My stay story hasn’t concluded

My stay story hasn’t concluded
Name: Kirsty Hallam
Pronouns: She/her
Instagram: Ha11am22

I have never spoke of this to another soul but I guess now is a good a time as any and if it resonates with anyone, then what a bonus.

I got diagnosed with type 1 diabetes when I was 8 years old. Honestly I was 8, I didn’t know the effect it would have on my life or how it was going to change. I just knew I was in a hospital with needles and IVs coming out my arms and doctors and nurses coming in and out of my room for a week of my life. Everything changed from that day on. My mindset changed. My mental health shifted without it ever being discussed by medical professionals as something that could happen with the diagnosis. This is stuff I had to learn on my own 20 years into it. All I knew was I was different to my friends. Whilst they could eat all the sweets teachers gave out, they were singling me out and giving me a new pencil instead. I was drinking sparkling water in class which was banned for everyone but me. Sounds great right?! Not so much when you’re 8 and the fear of being different makes you go home and sob for hours.

Over the years I had what they call diabetic burnout. I just didn’t care what happened to me. I didn’t care if me drinking meant I passed out 3 nights a week and every week effected my blood sugar. I didn’t care if not testing my blood sugar was the biggest gamble I took with my life every day.

A few years ago my godson was born. He was the biggest wake up call for me. I had to be there for him right? I had to take control of my life and my condition so that he had me as an addition to bring something to his life. So I did just that. I worked my arse off to get my condition under control. I tested my blood sugar 12+ times a day. I cut out all the fun stuff everyone enjoys eating and I stopped drinking so much. I did it all so I could gain control of my life.

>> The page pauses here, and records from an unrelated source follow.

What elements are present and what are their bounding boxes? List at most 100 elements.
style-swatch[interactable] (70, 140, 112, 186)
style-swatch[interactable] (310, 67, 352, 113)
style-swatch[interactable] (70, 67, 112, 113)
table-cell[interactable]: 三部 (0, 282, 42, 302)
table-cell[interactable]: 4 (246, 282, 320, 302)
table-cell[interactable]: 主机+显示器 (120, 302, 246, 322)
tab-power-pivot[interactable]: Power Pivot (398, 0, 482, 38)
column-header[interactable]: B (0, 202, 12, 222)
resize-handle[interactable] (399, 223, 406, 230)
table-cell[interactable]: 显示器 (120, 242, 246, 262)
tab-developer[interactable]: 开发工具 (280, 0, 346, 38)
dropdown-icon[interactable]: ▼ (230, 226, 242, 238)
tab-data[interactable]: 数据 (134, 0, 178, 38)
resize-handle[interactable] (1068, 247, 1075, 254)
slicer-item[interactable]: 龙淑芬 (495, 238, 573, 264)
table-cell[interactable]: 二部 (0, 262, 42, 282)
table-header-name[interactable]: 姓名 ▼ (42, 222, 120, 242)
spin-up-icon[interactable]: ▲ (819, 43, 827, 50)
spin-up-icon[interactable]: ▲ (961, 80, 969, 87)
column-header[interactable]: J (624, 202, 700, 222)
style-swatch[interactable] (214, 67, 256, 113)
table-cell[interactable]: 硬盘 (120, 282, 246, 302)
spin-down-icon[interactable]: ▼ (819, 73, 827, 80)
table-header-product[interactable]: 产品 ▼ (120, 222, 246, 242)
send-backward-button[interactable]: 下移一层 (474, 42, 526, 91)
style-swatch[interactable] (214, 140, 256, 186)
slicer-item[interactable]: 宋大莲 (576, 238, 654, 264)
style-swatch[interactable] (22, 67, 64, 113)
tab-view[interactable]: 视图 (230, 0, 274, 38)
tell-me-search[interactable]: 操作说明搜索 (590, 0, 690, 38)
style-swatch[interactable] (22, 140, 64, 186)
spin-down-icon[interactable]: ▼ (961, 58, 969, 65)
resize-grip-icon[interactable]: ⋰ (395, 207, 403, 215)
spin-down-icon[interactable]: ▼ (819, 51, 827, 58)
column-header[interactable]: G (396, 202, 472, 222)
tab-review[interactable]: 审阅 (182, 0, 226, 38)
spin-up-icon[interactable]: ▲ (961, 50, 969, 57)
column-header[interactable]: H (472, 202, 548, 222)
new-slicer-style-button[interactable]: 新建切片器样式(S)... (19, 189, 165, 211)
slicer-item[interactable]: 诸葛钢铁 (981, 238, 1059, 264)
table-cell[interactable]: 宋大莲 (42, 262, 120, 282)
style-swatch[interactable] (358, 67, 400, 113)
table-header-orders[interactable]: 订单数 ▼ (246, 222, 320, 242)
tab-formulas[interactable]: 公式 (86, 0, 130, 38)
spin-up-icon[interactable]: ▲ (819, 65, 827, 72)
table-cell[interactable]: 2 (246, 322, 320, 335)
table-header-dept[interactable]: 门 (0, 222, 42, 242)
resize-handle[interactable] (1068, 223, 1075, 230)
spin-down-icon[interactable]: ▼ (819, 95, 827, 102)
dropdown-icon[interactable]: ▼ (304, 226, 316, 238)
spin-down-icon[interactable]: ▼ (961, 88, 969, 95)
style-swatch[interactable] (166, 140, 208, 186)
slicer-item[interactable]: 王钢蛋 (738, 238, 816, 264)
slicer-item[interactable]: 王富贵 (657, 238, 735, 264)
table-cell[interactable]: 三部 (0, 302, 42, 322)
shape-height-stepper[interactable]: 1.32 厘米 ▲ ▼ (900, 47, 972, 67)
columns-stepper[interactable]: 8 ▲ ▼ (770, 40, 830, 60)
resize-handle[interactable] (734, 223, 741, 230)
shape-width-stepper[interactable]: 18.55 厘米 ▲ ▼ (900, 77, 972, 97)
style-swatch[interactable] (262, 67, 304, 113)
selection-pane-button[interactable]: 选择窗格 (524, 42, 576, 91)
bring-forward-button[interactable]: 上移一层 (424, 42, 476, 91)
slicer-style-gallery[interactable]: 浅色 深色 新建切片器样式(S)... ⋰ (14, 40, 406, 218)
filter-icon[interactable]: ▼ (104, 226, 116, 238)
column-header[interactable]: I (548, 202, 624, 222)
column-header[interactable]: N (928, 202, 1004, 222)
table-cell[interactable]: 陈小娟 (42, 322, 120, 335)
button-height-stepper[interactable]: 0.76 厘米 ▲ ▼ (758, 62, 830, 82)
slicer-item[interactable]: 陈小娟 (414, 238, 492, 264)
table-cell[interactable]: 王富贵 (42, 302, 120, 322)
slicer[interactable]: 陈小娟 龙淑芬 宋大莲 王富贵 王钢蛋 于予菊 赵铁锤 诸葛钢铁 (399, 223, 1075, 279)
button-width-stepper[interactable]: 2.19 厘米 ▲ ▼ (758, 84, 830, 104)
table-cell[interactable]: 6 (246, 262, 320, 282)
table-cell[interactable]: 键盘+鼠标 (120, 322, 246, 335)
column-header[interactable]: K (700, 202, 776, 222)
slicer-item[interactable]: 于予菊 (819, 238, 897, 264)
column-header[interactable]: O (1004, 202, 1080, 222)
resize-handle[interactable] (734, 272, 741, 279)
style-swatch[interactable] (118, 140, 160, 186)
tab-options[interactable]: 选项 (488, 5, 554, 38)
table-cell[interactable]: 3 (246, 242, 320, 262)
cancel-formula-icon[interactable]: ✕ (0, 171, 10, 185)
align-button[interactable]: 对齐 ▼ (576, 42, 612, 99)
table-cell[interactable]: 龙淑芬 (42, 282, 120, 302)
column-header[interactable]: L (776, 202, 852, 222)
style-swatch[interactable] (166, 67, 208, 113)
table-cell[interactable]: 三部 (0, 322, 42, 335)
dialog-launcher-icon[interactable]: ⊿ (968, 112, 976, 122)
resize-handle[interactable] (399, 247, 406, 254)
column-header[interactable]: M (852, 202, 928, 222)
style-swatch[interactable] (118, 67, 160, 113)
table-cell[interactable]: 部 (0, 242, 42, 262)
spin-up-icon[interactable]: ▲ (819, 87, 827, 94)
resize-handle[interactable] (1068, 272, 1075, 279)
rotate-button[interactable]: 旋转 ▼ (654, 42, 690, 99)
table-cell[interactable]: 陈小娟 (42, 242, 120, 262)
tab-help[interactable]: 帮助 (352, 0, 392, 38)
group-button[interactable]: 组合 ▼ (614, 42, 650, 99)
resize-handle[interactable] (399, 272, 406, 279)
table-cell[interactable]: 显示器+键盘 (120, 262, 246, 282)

I then moved back to England from Boston, and then moved from Liverpool to London to start a Masters to pave the way for where I wanted my career to go. I went back to London where I thought I’d have the greatest chance of the best education and job prospects. It was in London I started to understand my own mental health. All this time whenever I was in a dark place and I didn’t know how to deal I would drink. So unhealthy, but it was my coping mechanism. Me understanding more about mental health made me recognise this, but it didn’t make me change the habits. It just made me highlight those habits and consider these probably were not the best. Everything came crashing down for me in London. I was working one job for my degree, another job to pay the bills and was completing a degree that my lecturer told me I was not smart enough to even be completing. I was struggling to keep up with the work. I was struggling to survive with doing 80 hour weeks every single week and people still wanting more from me. Whatever I gave, it wasn’t enough for them. When I gave them more the response was why were you not always giving this much?

I had come back from job number one and was rushing through the tube station at Oxford Circus (London’s busiest tube station). I remember being in the station. I remember trying to scan through to get on my train and then it went blank. I woke up with two paramedics next to me trying to force coke into my mouth and a lovely tube worker with my head in her lap telling me her name. I was mortified! Every single person in that tube station was stopping to look at me lying on the ground. I mean who wouldn’t, right? It felt like the whole of London had seen me at the lowest point I can get to with my diabetes and the shame started.

What I hadn’t realised until much much later after this incident was how badly depression effects me when my blood sugars are that low. Whether that has always been the case and I’ve just recognised them or if this has been a more recent development I don’t know. I walked through the next week with so much shame, so much embarrassment and so much anger that it was all consuming. A few days later I got a new tattoo, this is usually something that is good for my mental wellbeing, but it did nothing for me.

The day after I got my new tattoo I was stood on the platform of the tube so close to the edge of the platform. I was going through my head how I hoped that however it happened that my new tattoo was salvaged and they could still see it because no one had and I was so proud of that thing. In recent years the tube stations have got WiFi in them and that day it was my saving grace. I had everything planned. I was looking down the tunnel and could see the tube was on its way when I got a buzzing in my pocket. I looked down and there was my smiley faced godson with a message from his mum saying he missed me.

I had never gotten to that point before. I’d thought about dying. I’d thought about if it happens when my blood sugar drops and no one is there. I’ve had thoughts when I’m driving when I’ve thought what would actually happen if I didn’t press the break at this stop. But I’d never had the plan in my head. I’d never actively gone as far as I did that day. My best friend and my godson will never know what they did for me that day. Or maybe they will, maybe I will tell them one day where I was at the moment in time. I’m not sure. That was a year and a half ago.

I’m not going to tell you after that moment everything got better and now I’m thriving because that would be a lie. I still struggle every day. Sometimes things continually pile on top of you and the world and your life will continue to test you. It’s not easy but I try to be present and stay. For my godson, for my family. For the kids I work with that struggle to want to stay and need me to tell them that we will get through it together.

We are constantly reprimanded in life for taking our struggles to heart and for having a hard time for them. We are constantly told others have it worse. Don’t let anyone tell you that your suffering is less than anyone else’s. It is all real and it is all of value.